L'histoire :
Margrit, née en 1948, mariée à Heinrich, est femme au foyer et mère de quatre enfants : Christine « Chrigi », Cornelia, Markus et Stefan, âgés en 1983 d'environ quatre à 15 ans. C'est à cette époque que débutent les « perturbations », remarquées par l'auteur. Alors qu'un beau dimanche de juin, tout se passe normalement, Margrit remarque les voisins installés sur leur terrasse dehors, avec leurs enfants et ceux d'amis. Au milieu de la table : deux biberons avec des tétines dessus. Cet élément va déclencher la colère de la mère, qui va se sentir visée pour une raison n'appartenant qu'à elle. Elle va sortir une chaise dans son jardin, l'installer face à ses voisins et leur ordonner de retirer ces biberons. Elle restera jusqu'à ce que ces derniers obtempèrent en terminant leur soirée. Alors certes, oui, chaque mercredi, celle-ci allait chez le psychiatre, mais de cela nul ne parlait alors. D'autres événements vont marquer l'enfance et l'adolescence de l'auteur, mais ce n'est qu'en 2018 que ce dernier va se plonger dans les carnets intimes de sa mère, qui a tout noté, décrit, de manière systématique. S'emparant de ces écrits, et recueillant les témoignages de toutes ses connaissances, il va retracer le parcours psychique compliqué de sa maman, décédée cinq ans plus tôt d'une sclérose latérale amyotrophique, en soins palliatifs.
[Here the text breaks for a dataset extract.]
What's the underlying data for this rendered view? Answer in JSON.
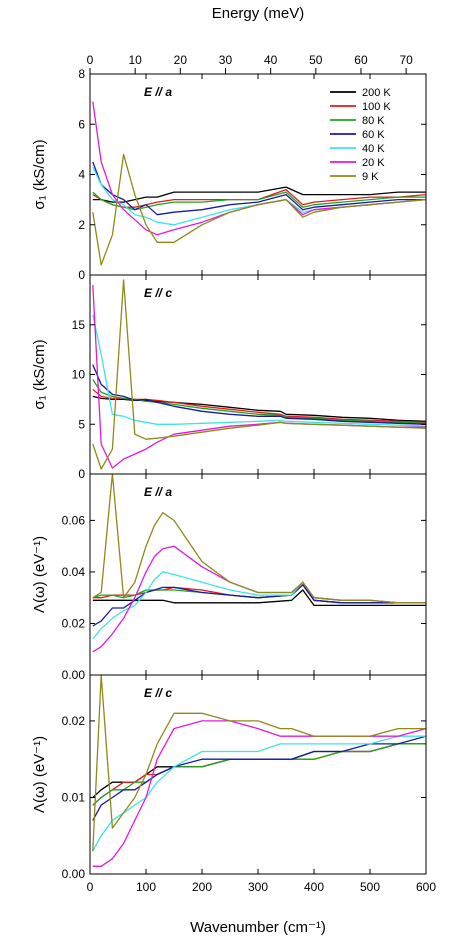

Ce qu'on en pense sur la planète BD :
Les sujets autour de la maladie sont pléthore depuis une quinzaine d'années dans le domaine de la bande dessinée. Ils représentent désormais une partie non négligeable de la BD du réel. Stefan Haller, graphiste suisse et illustrateur humour dans diverses revues, n'a pas choisi le sujet le plus simple pour son premier album, paru originellement en 2021. Il déroule au mieux le fil d'une vie compliquée, dans laquelle la mère de famille a eu du mal à assumer son statut. Usant d'un dessin noir et blanc au trait encré tout à fait correct, que l'on trouve dans de nombreux romans graphiques alternatifs, il décide cependant de répartir sa mise en page en séquences bien différentes. Si certaines pages issues des carnets sont traitées de manière classique, avec cases, bulles et textes off, nous plongeant assez facilement dans le récit, d'autres, descriptifs de vie, sont séparées par des traits rouges horizontaux et annotés de textes de la même couleur. Celles-ci apportent un aspect documentaire à l'histoire, et surtout une ambiance quasi clinique qui dérange. Cette alternance entre récit « fictionnel » et essai documentaire trouve une certaine limite dans le confort et l'envie de lecture. D'autant que l'usage de pensées (bulles nuages) est très important et perturbe plus encore un récit pluriel naviguant sans cesse entre les points de vue. Cependant, on a envie de la reprendre, tant l'enquête sur la maladie, traitée tel un vrai personnage, est passionnante. Si l'ouvrage s'avère intéressant au final, pour tout lecteur s'interrogeant sur la psychiatrie, le mal-être, l'influence d'un manque de tendresse sur ses progénitures, les trois pages de bonus rédigées par Peter Schneider, psychanalyste enseignant à l'université de Zurich ajouteront à sa pertinence. Pour les autres lecteurs, un certain courage sera nécessaire pour arriver au bout.